Finite Element Modeling of Abdominal Near-Infrared Spectroscopy for Infant Splanchnic Oximetry

Abdominal near-infrared spectroscopy (NIRS) holds promise for early detection of necrotizing enterocolitis and other infant pathologies prior to irreversible injury, but the optimal NIRS sensor design is not well defined. In this study, we develop and demonstrate a computational method to evaluate NIRS sensor designs for infant splanchnic oximetry. We used a finite element (FE) approach to simulate near-infrared light transport through a 3D model of the infant abdomen constructed from computed tomography (CT) images. The simulations enable the measurement of the contrast-to-noise ratio (CNR) for splanchnic oximetry, given a specific NIRS sensor design. A key design criterion is the sensor's source–detector distance (SDD). We calculated the CNR as a function of SDD for two sensor positions near the umbilicus.
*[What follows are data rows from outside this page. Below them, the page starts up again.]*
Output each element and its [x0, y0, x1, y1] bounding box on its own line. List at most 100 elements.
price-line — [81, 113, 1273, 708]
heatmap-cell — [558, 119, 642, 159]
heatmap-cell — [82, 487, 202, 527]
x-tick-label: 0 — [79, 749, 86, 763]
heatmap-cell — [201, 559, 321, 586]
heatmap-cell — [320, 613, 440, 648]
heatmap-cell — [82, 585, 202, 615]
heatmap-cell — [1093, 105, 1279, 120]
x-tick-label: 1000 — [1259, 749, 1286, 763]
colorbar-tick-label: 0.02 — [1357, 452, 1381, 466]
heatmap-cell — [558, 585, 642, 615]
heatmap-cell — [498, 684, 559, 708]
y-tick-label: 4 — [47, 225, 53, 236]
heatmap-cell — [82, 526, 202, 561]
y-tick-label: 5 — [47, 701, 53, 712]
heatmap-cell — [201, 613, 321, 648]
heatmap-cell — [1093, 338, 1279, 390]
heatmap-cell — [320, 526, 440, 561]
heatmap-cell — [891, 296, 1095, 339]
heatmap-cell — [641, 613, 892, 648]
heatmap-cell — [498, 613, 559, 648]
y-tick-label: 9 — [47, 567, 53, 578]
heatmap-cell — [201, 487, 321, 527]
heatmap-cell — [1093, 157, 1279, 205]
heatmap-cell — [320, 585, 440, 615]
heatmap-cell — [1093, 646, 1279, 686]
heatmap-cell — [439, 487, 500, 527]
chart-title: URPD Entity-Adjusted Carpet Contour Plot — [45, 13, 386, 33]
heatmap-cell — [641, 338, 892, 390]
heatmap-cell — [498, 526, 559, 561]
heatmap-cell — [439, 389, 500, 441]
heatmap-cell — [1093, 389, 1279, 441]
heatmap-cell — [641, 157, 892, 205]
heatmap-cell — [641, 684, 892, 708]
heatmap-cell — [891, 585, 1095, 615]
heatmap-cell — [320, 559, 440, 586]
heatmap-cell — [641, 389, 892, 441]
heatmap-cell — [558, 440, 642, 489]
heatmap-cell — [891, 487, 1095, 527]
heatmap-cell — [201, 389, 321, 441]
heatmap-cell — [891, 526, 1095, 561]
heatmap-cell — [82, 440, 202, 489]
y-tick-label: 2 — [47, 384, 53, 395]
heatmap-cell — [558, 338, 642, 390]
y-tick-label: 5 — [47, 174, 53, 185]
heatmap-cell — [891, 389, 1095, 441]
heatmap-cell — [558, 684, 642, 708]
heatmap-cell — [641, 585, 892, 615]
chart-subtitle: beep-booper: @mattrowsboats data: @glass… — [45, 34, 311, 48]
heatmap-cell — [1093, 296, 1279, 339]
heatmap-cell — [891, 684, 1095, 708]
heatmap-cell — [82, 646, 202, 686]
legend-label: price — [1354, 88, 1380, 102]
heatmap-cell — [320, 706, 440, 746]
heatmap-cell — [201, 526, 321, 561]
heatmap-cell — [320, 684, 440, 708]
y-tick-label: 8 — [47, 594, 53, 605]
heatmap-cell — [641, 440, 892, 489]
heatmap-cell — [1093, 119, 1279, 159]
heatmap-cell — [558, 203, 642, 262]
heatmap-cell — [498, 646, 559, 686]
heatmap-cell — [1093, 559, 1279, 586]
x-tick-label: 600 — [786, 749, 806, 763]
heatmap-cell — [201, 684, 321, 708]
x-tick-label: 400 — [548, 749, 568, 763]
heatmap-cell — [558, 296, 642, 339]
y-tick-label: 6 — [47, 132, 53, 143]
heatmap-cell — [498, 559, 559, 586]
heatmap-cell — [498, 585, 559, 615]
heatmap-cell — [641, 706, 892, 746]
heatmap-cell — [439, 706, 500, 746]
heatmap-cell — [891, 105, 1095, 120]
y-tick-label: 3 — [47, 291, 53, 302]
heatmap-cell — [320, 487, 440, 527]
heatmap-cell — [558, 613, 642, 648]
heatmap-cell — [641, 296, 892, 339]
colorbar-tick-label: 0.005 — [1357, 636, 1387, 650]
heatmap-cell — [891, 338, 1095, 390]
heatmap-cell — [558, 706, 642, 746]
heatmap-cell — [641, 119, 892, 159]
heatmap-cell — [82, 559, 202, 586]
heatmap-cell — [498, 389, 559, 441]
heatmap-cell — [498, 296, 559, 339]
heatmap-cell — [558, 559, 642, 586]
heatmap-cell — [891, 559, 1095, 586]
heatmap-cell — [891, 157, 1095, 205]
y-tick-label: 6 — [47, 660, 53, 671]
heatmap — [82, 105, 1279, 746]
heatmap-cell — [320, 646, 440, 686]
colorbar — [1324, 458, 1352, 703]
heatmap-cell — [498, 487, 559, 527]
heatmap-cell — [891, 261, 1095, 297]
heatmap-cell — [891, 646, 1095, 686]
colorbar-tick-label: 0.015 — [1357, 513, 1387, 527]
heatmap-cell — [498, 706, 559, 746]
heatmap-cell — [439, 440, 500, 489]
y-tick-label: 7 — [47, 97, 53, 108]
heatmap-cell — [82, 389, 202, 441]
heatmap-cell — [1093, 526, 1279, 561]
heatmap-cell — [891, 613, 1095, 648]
Contrast-to-noise was maximal at SDDs between 4 and 5 cm, and comparable between sensor positions. Sensitivity to intestinal tissue also exceeded sensitivity to superficial adipose tissue in the 4–5 cm range. FE modeling of abdominal NIRS signals provides a means for rapid and thorough evaluation of sensor designs for infant splanchnic oximetry. By informing optimal NIRS sensor design, the computational methods presented here can improve the reliability and applicability of infant splanchnic oximetry.